Can telehealth bridge the access gap?
To realize the technology’s full potential, HP’s Ayalasomayajula says the healthcare system must address unequal access to technology and connectivity due to age, socioeconomic factors, or geography.
“We need to figure out how to do this for anyone who would benefit,” she says. “This isn’t just about responding to COVID-19 lockdowns. Digital health can help us address the many healthcare challenges that are staring us in the face — if we get it right.”

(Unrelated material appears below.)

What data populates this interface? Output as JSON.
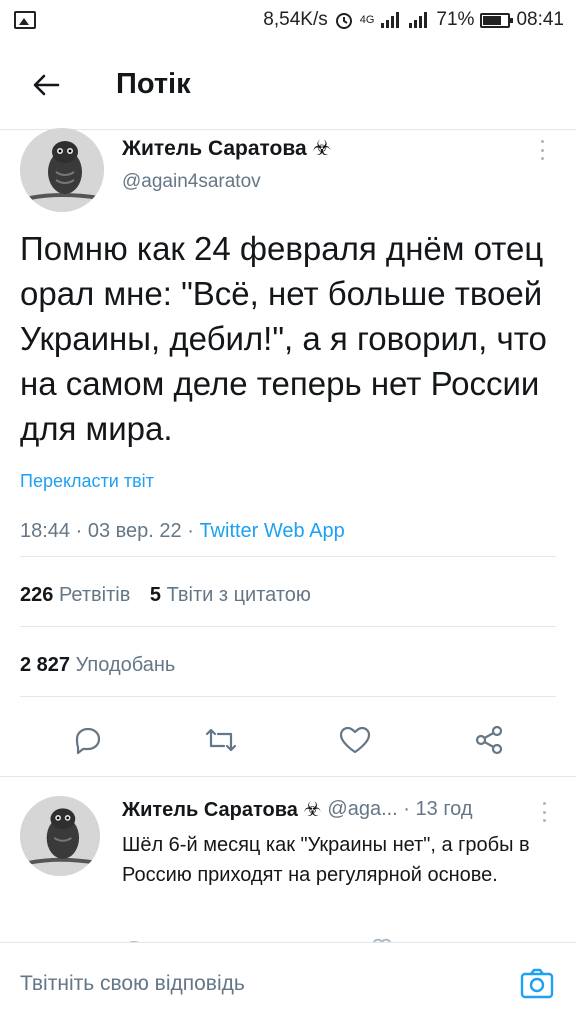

One way to broaden access, says Raja Bhadury, worldwide head of enterprise healthcare at HP, is for tech companies to keep innovating to drive down costs of computers, webcams, and broadband. Cheaper tech, patient and doctor education on how to use it, and programs like language translation will help alleviate longstanding access gaps.
“Look at the number of psychiatrists we have in some rural areas — it’s abysmal,” Bhadury says, pointing to the fact that 90% of psychiatrists and psychologists work in metropolitan areas. Thousands more would be needed to address rural shortages. “Telemedicine can provide access to so many more people,” he says.
Another way to get more patients access is to get more doctors to adopt telehealth as a normal part of their healthcare offerings. The pandemic caused federal regulators in charge of setting Medicare and Medicaid reimbursement rates to increase payments to doctors for providing telehealth, creating incentives that make virtual care an option for many more older Americans.
Geisler, the Florida retiree, says she scheduled appointments for online visits with two specialists after that first online rheumatology visit.
“COVID-19 definitely brought virtual visits to the front of my mind,” she says. “Why go in if I don’t have to?”